Parents in the 21st century are expected to be available 24/7 to cuddle, feed, play, mop, soothe, stimulate and referee. In the tight little hothouse of the nuclear family there’s often no one else. One or two parents are responsible for everything children receive. Parents either do it themselves or they organize it. Daycare, playdates, sports, classes – all must be arranged and scheduled.

And parents are overwhelmed. Couples snap at each other and grow apart, due to exhaustion and the conviction that if they are working so hard, their partner must be slacking. Parents feel guilty, because they should be enjoying parenting and often they don’t.

Nuclear families are supposed to be the ideal – your family’s own roof and your own privacy. But there’s something wrong with this picture.

We only started raising children in nuclear families in the last hundred years or so. For all of our species’ previous existence, we raised children in groups. We lived in tribes, villages, close neighbourhoods and extended families. Multiple people cared for babies. Other adults were available to take over if a mother needed to rest. Children had grandparents, aunties, cousins, neighbours to run to, to give them a drink, make them behave or wipe their tears.

Children played with other children in groups with a range of ages, which meant that older children looked out for younger ones. Kids played outside as a matter of course. They explored their environment, learned from older children, used their bodies, challenged themselves, took risks, absorbed social skills. Instead of depending on parents and perhaps one sibling, they had multiple people to spend their time with. None of this had to be scripted. It was just what children did.

And while children played with other children, adults could be adults. Have you been in such settings with your kids? Perhaps visits with extended family? The kids disappear with their cousins. You may see them occasionally, getting some juice from grandma or visiting your lap for a quick cuddle. Then they’re gone again. And you can be an adult with other adults. That’s what our child rearing used to be.

So if you aren’t enjoying being a parent as much as you expected, you’re not alone. And it’s not your fault. We were never meant to raise children in the kind of isolation that is the nuclear family.
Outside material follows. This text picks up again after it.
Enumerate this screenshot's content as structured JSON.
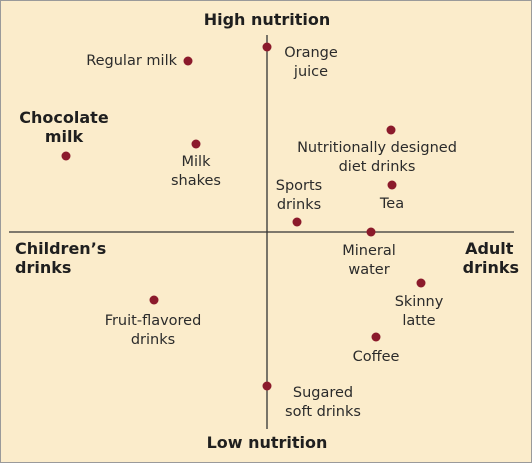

If you’re stressed and exhausted, it’s not you; it’s the strange culture we live in.

Daycare is good for children because it recreates some of the natural ways children function: a bunch of kids looked after by several adults in a stimulating environment. And the networks formed with other daycare parents can be a godsend. It doesn’t solve the problem of evenings and weekends, though.

The luckiest parents have supports around them – family next door, close neighbours with kids the same age as their own. People your kids can go to without having to be driven or held by the hand. The unluckiest parents have few supports – no family to depend on, no accessible shared space to meet other parents. People with yards can chat over fences, but apartment buildings can be particularly isolating.

The number one stress reducer for parents is a support network. If you don’t have one, try to create one as best you can. If your extended family is unavailable or unbearable, create friendships that can fill the gap. The extra effort will be worth it, both for yourself and your children. And remember, what you’re experiencing is a normal reaction to what is essentially an abnormal situation.